Sandeep Shetty (born 23 July) is an Indian actor known for his roles in Tulu Cinemas like Dhand, Madime, Ekka Saka and many Dramas and stage performances. He, along with his team, Prashamsa won Bale Telipale, a stand-up comedy contest show on Namma TV for three consecutive years in Coastal Karnataka. Sandeep has performed more than 1000 stage shows in international locations such as Muscat, Dubai, Kuwait and Bahrain, as well as locations within India including Bengaluru, Mumbai and Pune.

==Early life==
Sandeep Shetty was born on 23 July at Manibettu a place next to Shirva village of Udupi District.
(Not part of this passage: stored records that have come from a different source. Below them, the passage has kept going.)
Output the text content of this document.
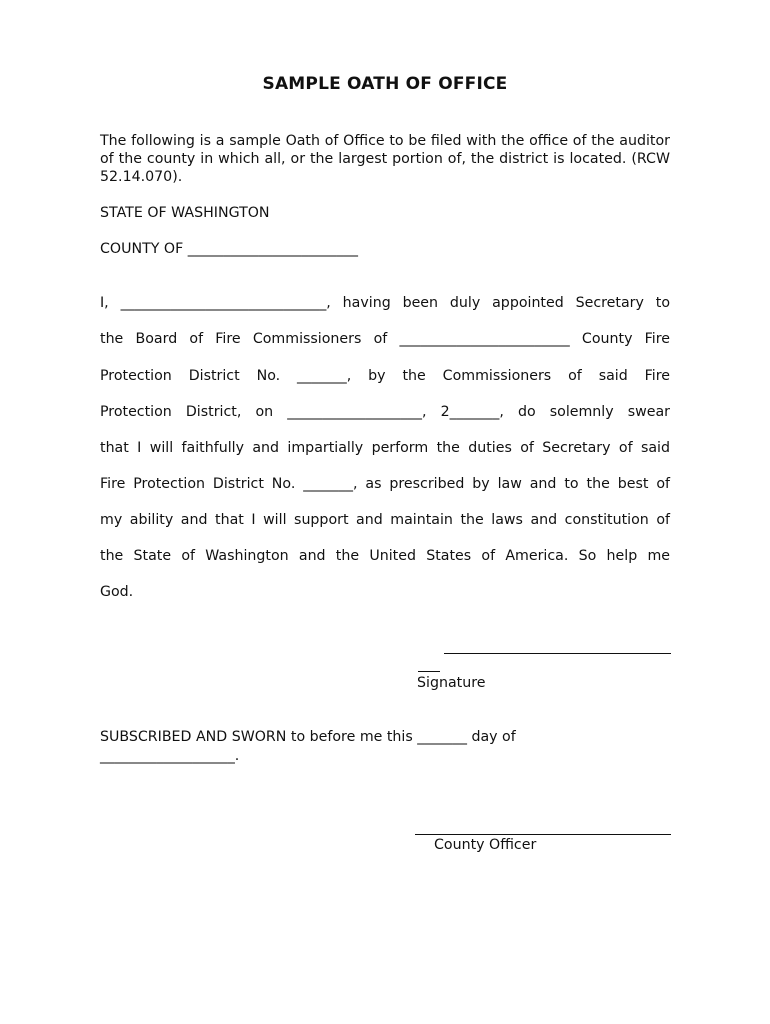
SAMPLE OATH OF OFFICE

The following is a sample Oath of Office to be filed with the office of the auditor of the county in which all, or the largest portion of, the district is located. (RCW 52.14.070).

STATE OF WASHINGTON
COUNTY OF ________________________
I, _____________________________, having been duly appointed Secretary to
the Board of Fire Commissioners of ________________________ County Fire
Protection District No. _______, by the Commissioners of said Fire
Protection District, on ___________________, 2_______, do solemnly swear
that I will faithfully and impartially perform the duties of Secretary of said
Fire Protection District No. _______, as prescribed by law and to the best of
my ability and that I will support and maintain the laws and constitution of
the State of Washington and the United States of America. So help me
God.
Signature
SUBSCRIBED AND SWORN to before me this _______ day of
___________________.
County Officer
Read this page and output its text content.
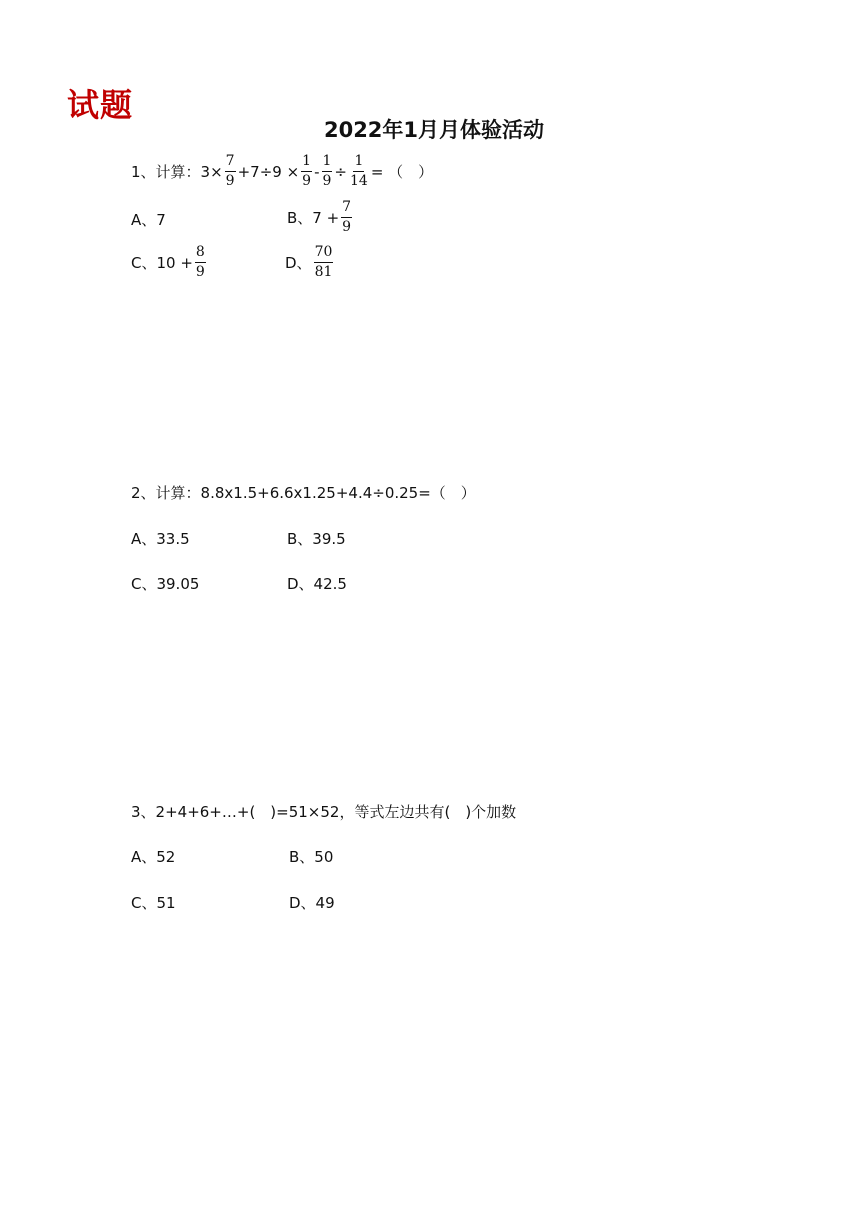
试题
2022年1月月体验活动
1、计算： $3\times \frac{7}{9} +7\div 9 \times \frac{1}{9} - \frac{1}{9} \div \frac{1}{14}$ = （　）
A、7	B、$7 + \frac{7}{9}$
C、$10 + \frac{8}{9}$	D、 $\frac{70}{81}$
2、计算：8.8x1.5+6.6x1.25+4.4÷0.25=（　）
A、33.5	B、39.5
C、39.05	D、42.5
3、2+4+6+…+(　)=51×52，等式左边共有(　)个加数
A、52	B、50
C、51	D、49
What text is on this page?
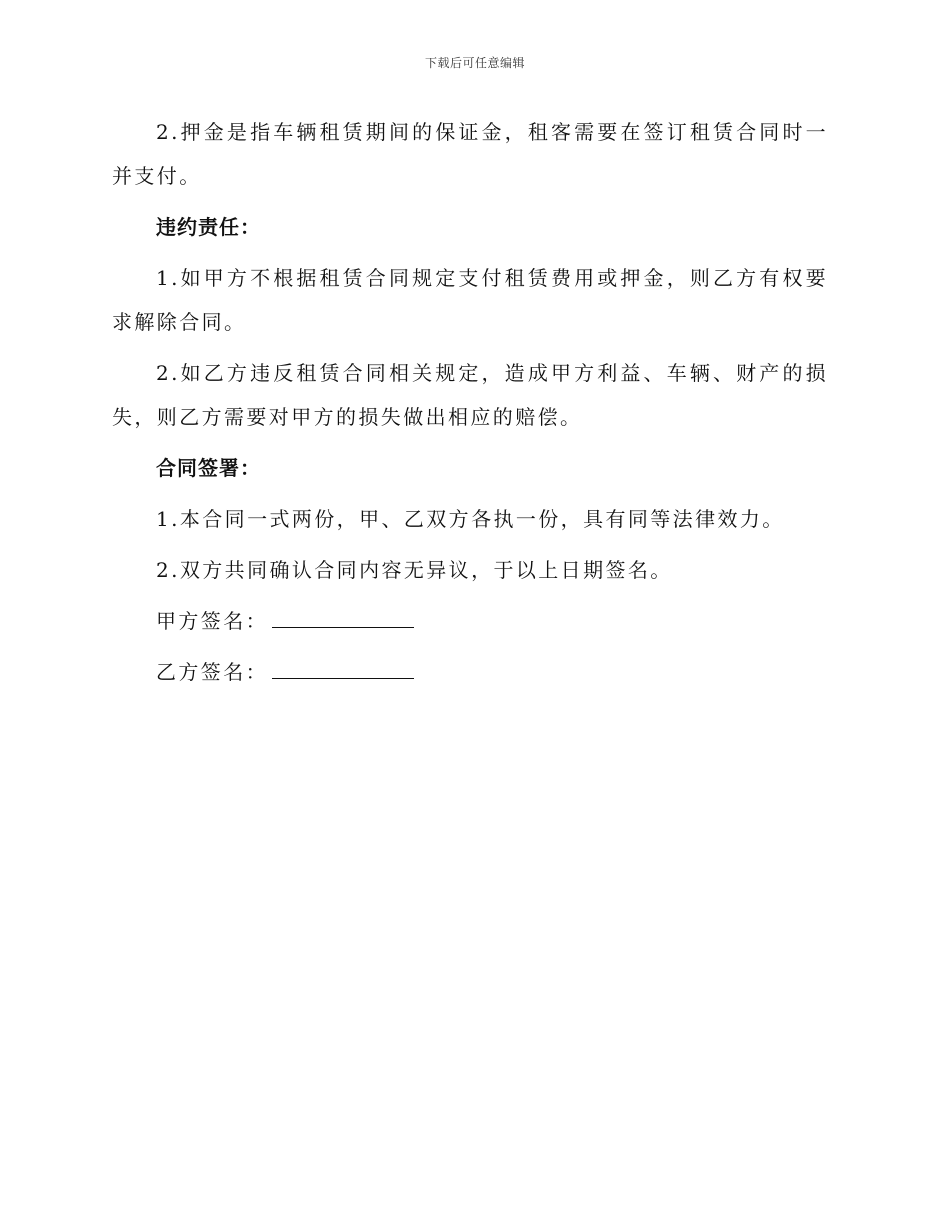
下载后可任意编辑

2.押金是指车辆租赁期间的保证金，租客需要在签订租赁合同时一并支付。

违约责任：

1.如甲方不根据租赁合同规定支付租赁费用或押金，则乙方有权要求解除合同。

2.如乙方违反租赁合同相关规定，造成甲方利益、车辆、财产的损失，则乙方需要对甲方的损失做出相应的赔偿。

合同签署：

1.本合同一式两份，甲、乙双方各执一份，具有同等法律效力。

2.双方共同确认合同内容无异议，于以上日期签名。

甲方签名：

乙方签名：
Sandeep, who holds BBM and MBA degrees, is the son of Sunder Shetty and Rathna Shetty. Sandeep started his acting career in 1998, writing and directing a Tulu drama titled 'Nathuna Paru'.

==Filmography==

| Year | Film | Role | Ref. |
|---|---|---|---|
| 2008 | Telikeda Bolli | Gangster |  |
| 2014 | Madime |  |  |
| 2015 | Ekka Saka | Driver |  |
| 2015 | Dhand | Sandeep |  |
| 2015 | Right Bokka Left |  |  |
| 2015 | Eregla Panodchi |  |  |

==Awards==
- 2015 - Bale Telipale Winner Prashamsa Team
- 2014 - Bale Telipale Winner Prashamsa Team
- 2013 - Bale Telipale Winner Prashamsa Team
- 'Kusalda Birse' - By Mumbai Kalabhimanigalu
- 'Janamechida Hasya Nata' award in Puttur drama competition.